Guiseppe Verdis Opernheld Falstaff entzieht sich der Kriegslogik und besteht — für uns alle zum Vorbild — auf seinem Recht auf Glück.

„Süß und ehrenhaft ist’s, fürs Vaterland zu sterben“, sagte Horaz. Ja sicher, aber ist das Leben etwa nicht schön? In Kriegszeiten läuft die Phrasendreschmaschine stets auf Hochtouren. Moralische Grundsatzurteile, Pathos und Abstraktion regieren den Diskurs. Das ganz Einfache, Menschliche gerät dabei meist unter die Räder. Kriegsnarrative werden meist von nicht selbst am Krieg Beteiligten entworfen, um den Opfern ihren eigenen Tod, Leid und Verstümmelung als heroischen Akt aufzuschwatzen. Wer sich entzieht, aus dem sehr nachvollziehbaren Motiv heraus, zu überleben und in Ruhe gelassen zu werden, ist — natürlich — ein Feigling. Aber ist es so einfach? Steckte hinter der Verweigerung nicht auch Klugheit und eine tiefere Einsicht in die Zusammenhänge? Martha Carli präsentiert in dieser Folge der #Friedensnoten diesmal einen sehr überraschenden „Hit“: Verdis Oper „Falstaff“ von 1893 porträtiert einen so lebensprallen wie schelmischen Akteur, der sich den Zumutungen seines schon damals menschenverachtenden Gesellschaftssystems trickreich entzieht. Wir Heutigen können daraus lernen, wie wenig es der moralischen Weiterentwicklung des Menschen dient, sich zum Werkzeug der Schlächter machen zu lassen.

Erschienen
14. Januar 2023
Lesezeit
ca. 8 Min.
Song
Falstaff – Finale
Album
1893

In heroischen Zeit regiert die Moral, und man stirbt für Abstraktionen – nein, besser, man lässt für Abstraktionen sterben. Man nennt sie Werte, die in Wahrheit selbstredend Interessen sind, recht primitive in der Regel. So weit, so alt. Man ruft die Helden zusammen, die die Welt vor dem Bösen retten sollen, was immer die aktuelle Mode – oder die Interessen – dazu macht. In heroischen Zeiten regiert das Entweder-Oder. Dazwischen ist nichts. Man verlangt, dass eine Wahl getroffen werde, und die Wahl für das eine bedeutet zugleich die Zerstörung des anderen. Der dritte Weg – oder Frieden – ist keine Option.
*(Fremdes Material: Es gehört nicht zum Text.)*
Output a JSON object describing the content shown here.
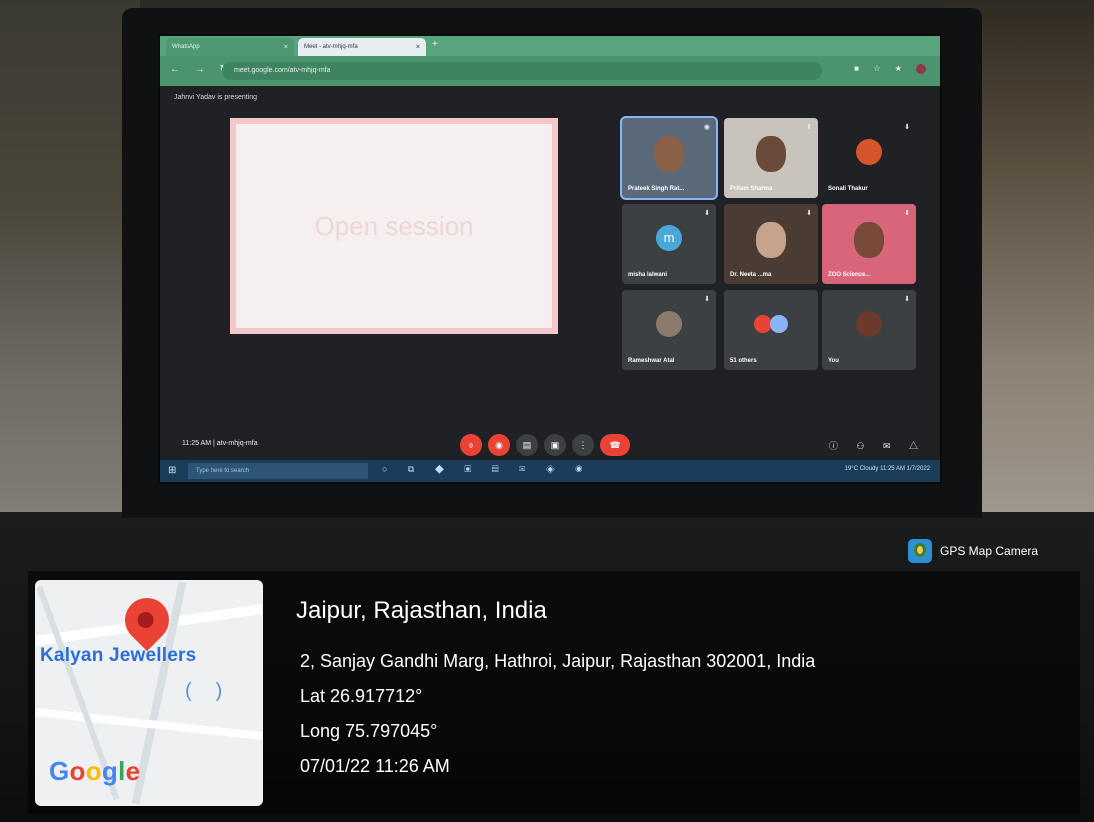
{
  "browser": {
    "tabs": [
      {
        "label": "WhatsApp"
      },
      {
        "label": "Meet - atv-mhjq-mfa"
      }
    ],
    "url": "meet.google.com/atv-mhjq-mfa"
  },
  "meet": {
    "presenting_text": "Jahnvi Yadav is presenting",
    "slide_text": "Open session",
    "participants": [
      {
        "name": "Prateek Singh Rat..."
      },
      {
        "name": "Pritam Sharma"
      },
      {
        "name": "Sonali Thakur"
      },
      {
        "name": "misha lalwani",
        "initial": "m"
      },
      {
        "name": "Dr. Neeta ...ma"
      },
      {
        "name": "ZOO Science..."
      },
      {
        "name": "Rameshwar Atal"
      },
      {
        "name": "51 others"
      },
      {
        "name": "You"
      }
    ],
    "time_code": "11:25 AM | atv-mhjq-mfa"
  },
  "taskbar": {
    "search_placeholder": "Type here to search",
    "weather": "19°C Cloudy",
    "clock": "11:25 AM 1/7/2022"
  },
  "overlay": {
    "badge_label": "GPS Map Camera",
    "map_place": "Kalyan Jewellers",
    "map_brand": "Google",
    "location_title": "Jaipur, Rajasthan, India",
    "address": "2, Sanjay Gandhi Marg, Hathroi, Jaipur, Rajasthan 302001, India",
    "lat": "Lat 26.917712°",
    "long": "Long 75.797045°",
    "datetime": "07/01/22 11:26 AM"
  },
  "colors": {
    "meet_red": "#ea4335",
    "tile_gray": "#3c4043",
    "map_blue": "#2a6fd6"
  }
}
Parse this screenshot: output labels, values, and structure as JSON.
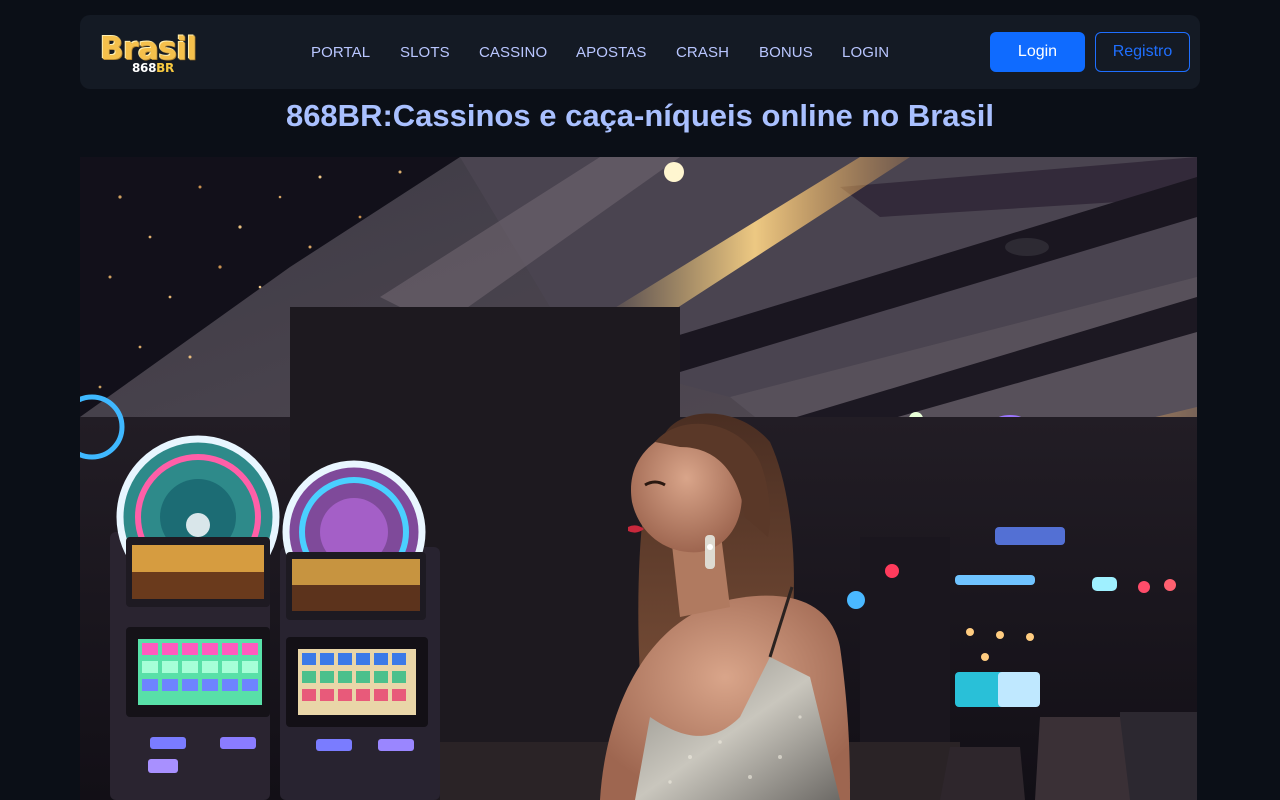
{
  "header": {
    "logo": {
      "main": "Brasil",
      "sub_prefix": "868",
      "sub_suffix": "BR"
    },
    "nav": [
      "PORTAL",
      "SLOTS",
      "CASSINO",
      "APOSTAS",
      "CRASH",
      "BONUS",
      "LOGIN"
    ],
    "login_button": "Login",
    "register_button": "Registro"
  },
  "page_title": "868BR:Cassinos e caça-níqueis online no Brasil",
  "colors": {
    "background": "#0b0f17",
    "header_bg": "#141a24",
    "accent_blue": "#0f6bff",
    "title": "#a9c0ff",
    "logo_gold": "#f5c04b"
  }
}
Was hat eine Figur wie Falstaff in einem solchen Szenario verloren? Ein saufender, raufender, fetter Ritter, der in grandioser Selbstüberschätzung den Frauen nachstellt und sich dabei fortlaufend zum Gespött macht.

Sir John Falstaff ist ein Ritter, doch seine Ritterpflichten kümmern ihn wenig. Er ist kein Held, nicht einmal ein Antiheld. Er gilt als Feigling, als Verderber der Jugend. Was tut er in der Sphäre der Macht, der großen Politik, bei den Königen und den Prinzen (in „Henry IV.“), will er doch mit Macht und Politik nichts zu tun haben? Nein, Falstaff ist eine Art Gegenveranstaltung zur Politik, einer, der sich durchwurschtelt, ein Schurke, ein Drückeberger. Mit anderen Worten: Falstaff ist ein Schelm, ein Trickster.

„Falstaff’s a rogue, yet he warms the heart“ (A.R. Humphreys)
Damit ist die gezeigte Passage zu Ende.